Music wasn’t silly. It was my life. It was my escape. But I had only $2.18 in my piggy bank and no babysitting jobs lined up. I decided my only way out was death.
That night I put on Dark Side of the Moon and swallowed a whole bottle of aspirin. I figured that would show them. I remember waking up, soaked in sweat and being disappointed that my carefully crafted suicide note had not been discovered. And being relieved.
I told my mother I’d use all my Christmas money that year to pay off Columbia House, and that seemed to appease her. Then I asked mom if she’d ever considered suicide. “Absolutely not,” she replied. “God gave me life and only he determines when I die. Why would you ever ask such a thing?”
I contemplated my response while mom went on dusting the furniture, admonishing me about the importance of recognizing God’s plan. But I stood there pondering with disbelief someone who’d never even contemplated controlling their own exit from the earth.
I went back to my room to brood. Why she asked without waiting for an answer. Well, because I wondered if anyone would even care or notice my absence, if I had any actual relevance in the world. Because I thought about disappearing almost every day. Because I went to sleep at night dreaming of a funeral for myself like what Tom Sawyer witnessed, and wondered if St. Michael’s would be filled, which of my friends would come, if people would cry and what tributes they might share.

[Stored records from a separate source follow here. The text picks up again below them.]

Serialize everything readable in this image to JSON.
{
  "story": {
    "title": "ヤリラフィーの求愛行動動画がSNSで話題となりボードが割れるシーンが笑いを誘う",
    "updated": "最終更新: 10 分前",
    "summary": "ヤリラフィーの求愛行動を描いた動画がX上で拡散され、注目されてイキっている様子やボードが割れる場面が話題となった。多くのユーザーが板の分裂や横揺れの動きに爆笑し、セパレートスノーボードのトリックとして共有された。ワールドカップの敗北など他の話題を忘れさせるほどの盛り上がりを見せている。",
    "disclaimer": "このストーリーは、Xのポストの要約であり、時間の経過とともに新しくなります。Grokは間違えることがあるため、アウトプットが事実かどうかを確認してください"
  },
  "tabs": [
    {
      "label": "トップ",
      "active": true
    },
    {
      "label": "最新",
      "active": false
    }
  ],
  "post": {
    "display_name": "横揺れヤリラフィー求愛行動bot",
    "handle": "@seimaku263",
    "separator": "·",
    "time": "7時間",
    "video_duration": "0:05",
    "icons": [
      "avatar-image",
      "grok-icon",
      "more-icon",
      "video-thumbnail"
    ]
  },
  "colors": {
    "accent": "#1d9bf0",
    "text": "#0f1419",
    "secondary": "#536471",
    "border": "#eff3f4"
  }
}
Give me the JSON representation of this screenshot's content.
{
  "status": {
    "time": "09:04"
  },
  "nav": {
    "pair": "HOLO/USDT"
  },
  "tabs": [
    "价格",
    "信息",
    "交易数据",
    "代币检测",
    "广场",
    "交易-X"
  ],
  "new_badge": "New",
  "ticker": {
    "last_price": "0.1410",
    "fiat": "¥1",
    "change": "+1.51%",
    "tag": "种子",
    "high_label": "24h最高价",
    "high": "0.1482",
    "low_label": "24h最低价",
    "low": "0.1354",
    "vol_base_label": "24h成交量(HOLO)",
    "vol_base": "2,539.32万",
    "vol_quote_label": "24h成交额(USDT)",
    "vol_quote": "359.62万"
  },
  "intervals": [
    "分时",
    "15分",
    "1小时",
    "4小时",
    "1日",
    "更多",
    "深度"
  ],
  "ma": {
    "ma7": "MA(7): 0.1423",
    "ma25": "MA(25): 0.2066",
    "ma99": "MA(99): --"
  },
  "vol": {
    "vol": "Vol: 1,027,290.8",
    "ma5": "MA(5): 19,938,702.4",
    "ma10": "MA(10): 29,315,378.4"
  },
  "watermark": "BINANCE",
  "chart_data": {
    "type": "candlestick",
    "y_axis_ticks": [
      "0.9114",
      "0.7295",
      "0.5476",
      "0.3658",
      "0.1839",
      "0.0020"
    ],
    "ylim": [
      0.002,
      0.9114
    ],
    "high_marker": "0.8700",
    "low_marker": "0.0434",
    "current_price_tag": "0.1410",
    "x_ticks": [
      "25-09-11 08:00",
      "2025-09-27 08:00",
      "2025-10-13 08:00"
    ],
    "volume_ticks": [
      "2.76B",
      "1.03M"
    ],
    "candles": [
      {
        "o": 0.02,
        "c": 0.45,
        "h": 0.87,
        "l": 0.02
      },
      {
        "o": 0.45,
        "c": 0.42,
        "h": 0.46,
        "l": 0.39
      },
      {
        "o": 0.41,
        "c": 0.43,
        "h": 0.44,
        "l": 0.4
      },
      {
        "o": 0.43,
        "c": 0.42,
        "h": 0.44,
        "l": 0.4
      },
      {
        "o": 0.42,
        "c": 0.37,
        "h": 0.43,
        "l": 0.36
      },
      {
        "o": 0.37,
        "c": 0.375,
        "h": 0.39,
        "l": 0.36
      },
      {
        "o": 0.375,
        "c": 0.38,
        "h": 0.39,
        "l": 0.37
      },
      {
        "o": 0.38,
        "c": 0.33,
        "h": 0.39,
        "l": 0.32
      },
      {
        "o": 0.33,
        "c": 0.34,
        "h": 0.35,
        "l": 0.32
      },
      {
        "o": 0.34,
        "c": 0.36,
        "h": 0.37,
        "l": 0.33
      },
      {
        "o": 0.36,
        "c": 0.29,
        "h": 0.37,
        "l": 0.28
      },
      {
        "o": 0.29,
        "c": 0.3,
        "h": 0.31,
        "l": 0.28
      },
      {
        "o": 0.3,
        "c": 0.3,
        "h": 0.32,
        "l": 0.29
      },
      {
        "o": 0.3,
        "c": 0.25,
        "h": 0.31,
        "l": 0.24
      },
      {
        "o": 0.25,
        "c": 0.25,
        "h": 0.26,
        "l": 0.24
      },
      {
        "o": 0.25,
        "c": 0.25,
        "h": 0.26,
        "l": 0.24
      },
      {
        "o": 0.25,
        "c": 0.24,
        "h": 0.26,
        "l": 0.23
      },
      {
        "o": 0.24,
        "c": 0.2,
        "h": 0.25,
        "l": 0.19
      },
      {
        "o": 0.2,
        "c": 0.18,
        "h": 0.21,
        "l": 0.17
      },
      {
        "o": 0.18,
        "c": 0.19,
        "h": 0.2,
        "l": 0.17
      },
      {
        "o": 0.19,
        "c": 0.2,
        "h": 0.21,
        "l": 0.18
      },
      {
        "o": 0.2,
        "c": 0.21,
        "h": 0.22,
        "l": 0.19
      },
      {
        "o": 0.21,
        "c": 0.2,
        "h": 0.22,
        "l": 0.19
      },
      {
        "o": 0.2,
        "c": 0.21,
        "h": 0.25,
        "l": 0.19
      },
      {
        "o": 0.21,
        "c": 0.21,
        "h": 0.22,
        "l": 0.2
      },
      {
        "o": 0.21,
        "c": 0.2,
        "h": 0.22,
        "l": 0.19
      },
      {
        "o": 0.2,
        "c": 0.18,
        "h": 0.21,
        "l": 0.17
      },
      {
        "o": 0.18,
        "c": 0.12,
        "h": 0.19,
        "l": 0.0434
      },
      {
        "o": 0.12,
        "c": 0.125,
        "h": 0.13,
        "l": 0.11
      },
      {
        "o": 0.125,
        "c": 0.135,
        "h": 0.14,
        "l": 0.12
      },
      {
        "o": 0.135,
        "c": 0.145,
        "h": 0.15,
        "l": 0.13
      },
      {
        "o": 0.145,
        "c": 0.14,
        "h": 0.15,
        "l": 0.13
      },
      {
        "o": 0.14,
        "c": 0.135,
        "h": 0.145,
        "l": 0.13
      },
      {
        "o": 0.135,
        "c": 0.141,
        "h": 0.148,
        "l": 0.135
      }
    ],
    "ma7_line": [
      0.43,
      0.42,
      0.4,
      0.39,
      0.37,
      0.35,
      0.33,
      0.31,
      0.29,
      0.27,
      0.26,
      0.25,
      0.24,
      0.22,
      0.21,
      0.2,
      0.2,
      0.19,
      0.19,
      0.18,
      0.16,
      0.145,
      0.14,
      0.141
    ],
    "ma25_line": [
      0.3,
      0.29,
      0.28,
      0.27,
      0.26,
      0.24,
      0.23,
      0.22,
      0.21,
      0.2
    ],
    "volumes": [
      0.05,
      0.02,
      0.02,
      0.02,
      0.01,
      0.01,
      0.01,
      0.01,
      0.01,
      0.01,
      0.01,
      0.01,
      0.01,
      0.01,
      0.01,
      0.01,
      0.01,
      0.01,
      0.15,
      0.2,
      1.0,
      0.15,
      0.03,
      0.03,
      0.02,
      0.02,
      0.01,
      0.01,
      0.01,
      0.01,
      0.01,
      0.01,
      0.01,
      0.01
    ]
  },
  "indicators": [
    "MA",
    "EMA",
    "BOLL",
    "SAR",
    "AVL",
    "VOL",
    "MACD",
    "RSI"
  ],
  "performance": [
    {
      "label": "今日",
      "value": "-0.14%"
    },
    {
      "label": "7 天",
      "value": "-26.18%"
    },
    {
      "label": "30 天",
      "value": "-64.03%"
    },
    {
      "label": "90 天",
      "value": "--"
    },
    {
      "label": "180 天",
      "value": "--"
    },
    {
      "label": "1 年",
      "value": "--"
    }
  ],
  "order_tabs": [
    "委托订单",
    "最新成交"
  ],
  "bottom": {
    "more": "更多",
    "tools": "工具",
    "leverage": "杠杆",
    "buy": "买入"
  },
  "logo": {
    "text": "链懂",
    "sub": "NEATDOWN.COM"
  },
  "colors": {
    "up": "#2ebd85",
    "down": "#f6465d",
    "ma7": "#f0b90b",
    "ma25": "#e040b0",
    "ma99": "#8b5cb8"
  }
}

“That Suzie was always up to something,” my neighbor Joy might say.
“That kid sure loved the spotlight. If there wasn’t a stage for her ideas, she’d make one.”
“I wish I’d been kinder to her.”
“I wish I hadn’t yelled at her so much.”
Maybe representatives from Columbia House would show up and tell everyone I was a thief. OR maybe they’d forgive my debt if they thought I was gone and I could spend my Christmas money on whatever I wanted?
I intercepted several more threatening letters from the music company over the next few months and I decided that if Columbia House thought this wasn’t my house, they might just leave me alone. I wrote MOVED. NO LONGER LIVES HERE. WRONG ADDRESS on the postcards and envelopes and eventually they stopped coming.
Meanwhile, Casey Kasem kept reminding me to keep my feet on the ground and keep reaching for the stars. And that’s what I did and I eventually moved away for good.
As shared at Story Salon on October 2, 2024.